NIMG-36. AMINO ACID METABOLISM MEASURED BY PET IS ASSOCIATED WITH SPECIFIC MOLECULAR BIOMARKERS IN PRIMARY GLIOBLASTOMA

Abstract

BACKGROUND: Several molecular markers were shown to provide prognostic information in glioblastomas. Among these, high Ki-67 nuclear labeling index (characterizing tumoral proliferative activity) and overexpression of epidermal growth factor receptor (EGFR) carry an unfavorable prognosis, while O-6-methylguanine-DNA methyltransferase (MGMT) promoter hypermethylation and isocitrate dehydrogenase 1 (IDH1) mutation are associated with longer survival. Some of these molecular markers may be associated with specific imaging characteristics including abnormal tumoral amino acid metabolism measured by positron emission tomography (PET). We have previously demonstrated increased transport and metabolic rates of tryptophan in malignant gliomas by alpha[11C]-L-methyl-tryptophan (AMT) PET. In the present study, we evaluated if prognostic molecular markers are associated with tryptophan transport and metabolic rates measured by AMT-PET in newly-diagnosed glioblastomas. METHODS: Twenty two patients (15 males, mean age: 62 years) with a suspected glioblastoma underwent presurgical imaging including dynamic AMT-PET following tumor resection and standard postsurgical chemoradiation. Tumoral tryptophan uptake on PET was measured by standardized uptake values (SUV), and kinetic PET parameters were also calculated to estimate tumoral tryptophan transport and metabolism and their tumor/cortex ratios.
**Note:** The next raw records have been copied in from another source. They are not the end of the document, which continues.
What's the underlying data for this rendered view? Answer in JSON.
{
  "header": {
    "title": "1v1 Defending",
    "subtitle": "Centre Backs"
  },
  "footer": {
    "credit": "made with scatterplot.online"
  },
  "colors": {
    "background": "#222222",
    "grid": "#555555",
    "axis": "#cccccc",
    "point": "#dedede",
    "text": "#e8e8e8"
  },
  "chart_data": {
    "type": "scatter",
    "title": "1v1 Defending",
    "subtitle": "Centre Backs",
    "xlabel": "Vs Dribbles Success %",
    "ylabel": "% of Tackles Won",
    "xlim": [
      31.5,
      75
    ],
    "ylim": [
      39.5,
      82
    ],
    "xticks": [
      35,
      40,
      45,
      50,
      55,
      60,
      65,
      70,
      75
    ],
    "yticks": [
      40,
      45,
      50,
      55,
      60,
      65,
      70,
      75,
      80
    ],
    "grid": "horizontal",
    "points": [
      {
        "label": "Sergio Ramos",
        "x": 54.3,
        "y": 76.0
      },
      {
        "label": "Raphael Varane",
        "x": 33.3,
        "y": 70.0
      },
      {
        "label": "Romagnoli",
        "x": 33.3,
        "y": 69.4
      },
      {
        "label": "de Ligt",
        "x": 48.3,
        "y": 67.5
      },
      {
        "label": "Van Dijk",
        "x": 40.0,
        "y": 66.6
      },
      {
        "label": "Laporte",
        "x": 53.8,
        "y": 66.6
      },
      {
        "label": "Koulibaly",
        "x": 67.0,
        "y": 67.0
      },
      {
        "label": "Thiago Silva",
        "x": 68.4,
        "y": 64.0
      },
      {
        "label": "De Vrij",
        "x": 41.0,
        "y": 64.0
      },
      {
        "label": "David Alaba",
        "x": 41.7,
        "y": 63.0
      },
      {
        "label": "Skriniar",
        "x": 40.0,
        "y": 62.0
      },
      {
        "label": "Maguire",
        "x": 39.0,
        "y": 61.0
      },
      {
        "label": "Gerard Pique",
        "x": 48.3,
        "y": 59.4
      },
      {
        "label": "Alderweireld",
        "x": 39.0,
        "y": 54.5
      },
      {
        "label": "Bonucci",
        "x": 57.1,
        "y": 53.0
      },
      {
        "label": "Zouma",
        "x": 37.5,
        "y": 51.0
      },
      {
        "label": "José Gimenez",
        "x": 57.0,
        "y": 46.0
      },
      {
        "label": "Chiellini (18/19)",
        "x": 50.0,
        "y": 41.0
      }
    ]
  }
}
These PET parameters were correlated with molecular tumor markers. RESULTS: In all 22 patients, histopathology confirmed WHO grade IV glioma with wild type IDH consistent with primary glioblastoma. Mean Ki-67 labeling index was 30% (range: 10-70%). Tumors with MGMT promoter hypermethylation showed lower tumor/cortex AMT metabolic ratios than those with unmethylated MGMT (mean: 1.4 ± 0.5 vs. 2.0 ± 0.6, p=0.03), while high EGFR copy number was associated with elevated Ki-67 labeling index (45 ± 14% vs. 22 ± 6% in low-EGFR tumors, p<0.001), high tumoral tryptophan transport rates (tumor/cortex ratio: 3.6 ± 1.2 vs. 2.4 ± 1.1, p=0.05), and high SUVs (5.8 ± 1.9 vs. 4.6 ± 1.1, p=0.07). CONCLUSIONS: Tryptophan transport and metabolic rates, measured by PET, are associated with specific prognostic molecular markers (EGFR gene amplification and MGMT promoter methylation, respectively) in IDH wild-type glioblastoma.